Financial representatives may also hold other certifications indicative of various areas of specialization. To better understand financial certifications and designations commonly used within the Canadian financial services industry, consult the Glossary of Financial Certifications published by the Investment Industry Regulatory Organization of Canada (IIROC). Financial certifications and designations are not the same as registrations and licences. An adviser may use various financial certifications and designations whether or not he or she is registered or licensed with a regulatory body. Hence it is important to check with your provincial securities commission or IIROC to make certain that your financial advisor is registered or licensed to advise you.

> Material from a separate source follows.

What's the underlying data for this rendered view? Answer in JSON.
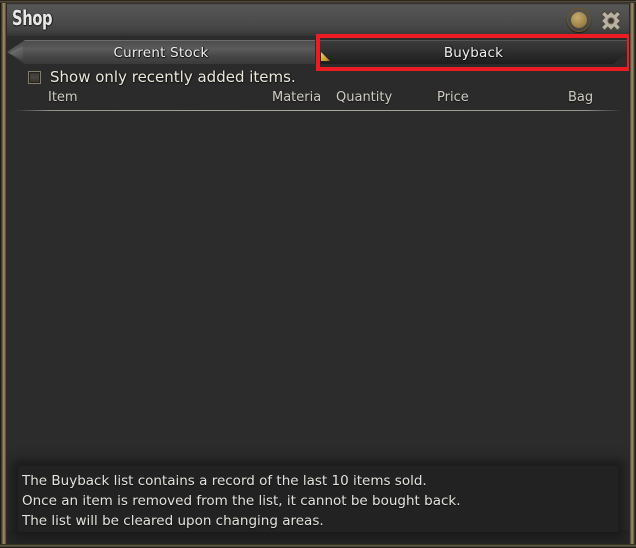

{When a mutual fund salesperson or investment representative works for an institution which offers proprietary products, they may receive superior incentives to sell these products over nonproprietary comparables. This may lead an investment professional to favour incentives over a customerʼs best interests}

3. Insurance

An insurance agent is a salesperson for one or more insurance companies. His or her responsibility with respect to you, the customer, is strictly administrative.

An insurance broker must be more fully qualified and can sell customers products from a variety of insurance companies. His or her responsibility to make the best decision for you, the customer.

In Canada, you can purchase insurance a) directly from an insurance company; b) from an agent who represents only one insurer and can only offer that companyʼs products; c) on the Internet; through a group company or association purchase or d) through an insurance broker who can offer a choice of coverage from various insurance companies. (Source: ibac.ca, Why use a broker)

Insurance professionals are highly trained and qualified experts in personal insurance products. They offer advice and products such as life assurance, disability insurance, critical illness insurance, long term care insurance, accident insurance, mortgage insurance, and extended health care benefits. For more information about the various types of personal insurance and general investor education advice, check out the Investor Education website operated by the Ontario Securities Commission.

If an insurance agent has no other registration, he or she may nonetheless offer limited investment products such as segregated funds (a form of mutual fund with additional guarantees offered exclusively through insurance companies). There are a handful of responsible investment segregated funds in Canada. Ask your agent or broker about them.

4. Other

There are several other types of financial services that you may require at various points or stages in your life. An accountant or bookkeeper can help you with tax preparation, tax planning or the running of a small business. A financial coach employs a more hands on approach to financial planning. He or she is akin to a personal trainer devoted to honing your money skills. A credit counsellor can help you manage debt and improve your credit score but beware! Anyone can call themselves a credit counsellor. Make certain that your credit counsellor is registered with an association and that it is possible to verify his or her status and review his or her history of customer appreciation/complaints.


Advisers can be paid a salary, commission, fee or combination of the three. If an adviser is paid a salary, the cost of advice is built into the products that you buy. Many advisers are also paid a commission on every product they sell. Other advisers charge a flat fee based on an hourly rate or a percentage of the assets in your account.


Unless they hold one of the above-mentioned designations, accountants, lawyers, brothers-in-law and Ethiquette are not qualified to provide investment advice. Additionally, owing to the restrictions applying to certain registrations, you may not be receiving the full range of choices needed to meet your investment goals. A mutual fund salesperson can only sell you mutual funds, and may therefore not be able to advise you about other investment products that might more properly concur with your profile and objectives. An investment representative may not raise the importance of insurance. Responsible investment is not just about good environmental and social practice, it is also about applying best practices to traditional money management.